When there is just one thread accessing the buffer, it works perfectly fine. But does it work when multiple threads are using the buffer at the same time? In our test program in bbuffer-basic.cc, we have one reader thread reading from the buffer and a second writer thread writing to the buffer. We would expect everything written to the buffer by the writer thread to show up exactly as it was written once read out by the reader thread.

It does not work, because there is no synchronization over the internal state of the bounded buffer. bbuffer::read() and bbuffer::write() both modify internal state of the bbuffer object (most critically bpos_ and blen_), and such accesses require synchronization to work correctly in a multi- threaded environment. One way to fix this is to wrap the function bodies of the read() and write() methods in critical regions, using a mutex.

A correct version of a synchronized bounded buffer can be found in bbuffer-mutex.cc. Key differences from the unsynchronized version are highlighted below:

struct bbuffer {
    ...

    std::mutex mutex_;

    ...
};

ssize_t bbuffer::write(const char* buf, size_t sz) {
    this->mutex_.lock();

    ...

    this->mutex_.unlock();
    if (pos == 0 && sz > 0) {
        return -1;  // try again
    } else {
        return pos;
    }
}

ssize_t bbuffer::read(char* buf, size_t sz) {
    this->mutex_.lock();

    ...

    this->mutex_.unlock();
    if (pos == 0 && sz > 0 && !this->write_closed_) {
        return -1;  // try again
    } else {
        return pos;
    }
}

This correctly implements a synchronized bounded buffer. Simply wrapping accesses to shared state within critical sections using a mutex is the easiest and probably also the most common way to make complex in-memory objects synchronized (or thread-safe).

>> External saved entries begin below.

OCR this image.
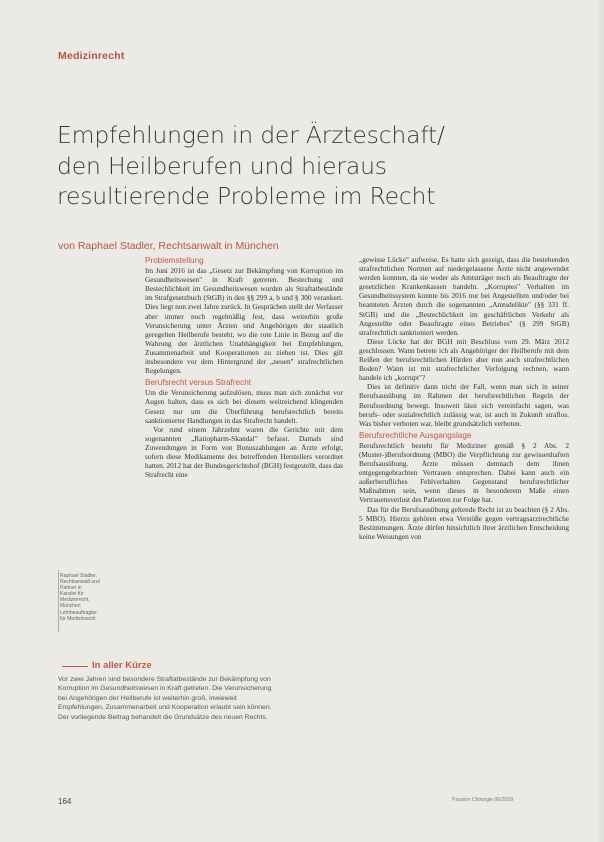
Medizinrecht
Empfehlungen in der Ärzteschaft/
den Heilberufen und hieraus
resultierende Probleme im Recht
von Raphael Stadler, Rechtsanwalt in München
Problemstellung

Im Juni 2016 ist das „Gesetz zur Bekämpfung von Korruption im Gesundheitswesen" in Kraft getreten. Bestechung und Bestechlichkeit im Gesundheitswesen wurden als Straftatbestände im Strafgesetzbuch (StGB) in den §§ 299 a, b und § 300 verankert. Dies liegt nun zwei Jahre zurück. In Gesprächen stellt der Verfasser aber immer noch regelmäßig fest, dass weiterhin große Verunsicherung unter Ärzten und Angehörigen der staatlich geregelten Heilberufe besteht, wo die rote Linie in Bezug auf die Wahrung der ärztlichen Unabhängigkeit bei Empfehlungen, Zusammenarbeit und Kooperationen zu ziehen ist. Dies gilt insbesondere vor dem Hintergrund der „neuen" strafrechtlichen Regelungen.

Berufsrecht versus Strafrecht

Um die Verunsicherung aufzulösen, muss man sich zunächst vor Augen halten, dass es sich bei diesem weitreichend klingenden Gesetz nur um die Überführung berufsrechtlich bereits sanktionierter Handlungen in das Strafrecht handelt.

Vor rund einem Jahrzehnt waren die Gerichte mit dem sogenannten „Ratiopharm-Skandal" befasst. Damals sind Zuwendungen in Form von Bonuszahlungen an Ärzte erfolgt, sofern diese Medikamente des betreffenden Herstellers verordnet hatten. 2012 hat der Bundesgerichtshof (BGH) festgestellt, dass das Strafrecht eine

„gewisse Lücke" aufweise. Es hatte sich gezeigt, dass die bestehenden strafrechtlichen Normen auf niedergelassene Ärzte nicht angewendet werden konnten, da sie weder als Amtsträger noch als Beauftragte der gesetzlichen Krankenkassen handeln. „Korruptes" Verhalten im Gesundheitssystem konnte bis 2016 nur bei Angestellten und/oder bei beamteten Ärzten durch die sogenannten „Amtsdelikte" (§§ 331 ff. StGB) und die „Bestechlichkeit im geschäftlichen Verkehr als Angestellte oder Beauftragte eines Betriebes" (§ 299 StGB) strafrechtlich sanktioniert werden.

Diese Lücke hat der BGH mit Beschluss vom 29. März 2012 geschlossen. Wann betrete ich als Angehöriger der Heilberufe mit dem Reißen der berufsrechtlichen Hürden aber nun auch strafrechtlichen Boden? Wann ist mit strafrechtlicher Verfolgung rechnen, wann handele ich „korrupt"?

Dies ist definitiv dann nicht der Fall, wenn man sich in seiner Berufsausübung im Rahmen der berufsrechtlichen Regeln der Berufsordnung bewegt. Insoweit lässt sich vereinfacht sagen, was berufs- oder sozialrechtlich zulässig war, ist auch in Zukunft straflos. Was bisher verboten war, bleibt grundsätzlich verboten.

Berufsrechtliche Ausgangslage

Berufsrechtlich besteht für Mediziner gemäß § 2 Abs. 2 (Muster-)Berufsordnung (MBO) die Verpflichtung zur gewissenhaften Berufsausübung. Ärzte müssen demnach dem ihnen entgegengebrachten Vertrauen entsprechen. Dabei kann auch ein außerberufliches Fehlverhalten Gegenstand berufsrechtlicher Maßnahmen sein, wenn dieses in besonderem Maße einen Vertrauensverlust des Patienten zur Folge hat.

Das für die Berufsausübung geltende Recht ist zu beachten (§ 2 Abs. 5 MBO). Hierzu gehören etwa Verstöße gegen vertragsarztrechtliche Bestimmungen. Ärzte dürfen hinsichtlich ihrer ärztlichen Entscheidung keine Weisungen von

Raphael Stadler,
Rechtsanwalt und
Partner in
Kanzlei für
Medizinrecht,
München
Lehrbeauftragter
für Medizinrecht
In aller Kürze
Vor zwei Jahren sind besondere Straftatbestände zur Bekämpfung von Korruption im Gesundheitswesen in Kraft getreten. Die Verunsicherung bei Angehörigen der Heilberufe ist weiterhin groß, inwieweit Empfehlungen, Zusammenarbeit und Kooperation erlaubt sein können. Der vorliegende Beitrag behandelt die Grundsätze des neuen Rechts.
164	Passion Chirurgie 06/2018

Using one mutex for the entire object is what we called coarse-grained synchronization. It is correct, but it also limits concurrency. Under this scheme, whenever there is a writer writing to the buffer, the reader can't acquire the lock and will have to wait until the writer finishes. The reader and the writer can never truly read and write to the buffer at the same time. We will show in the next lecture that we can achieve more concurrency by using a different synchronization object.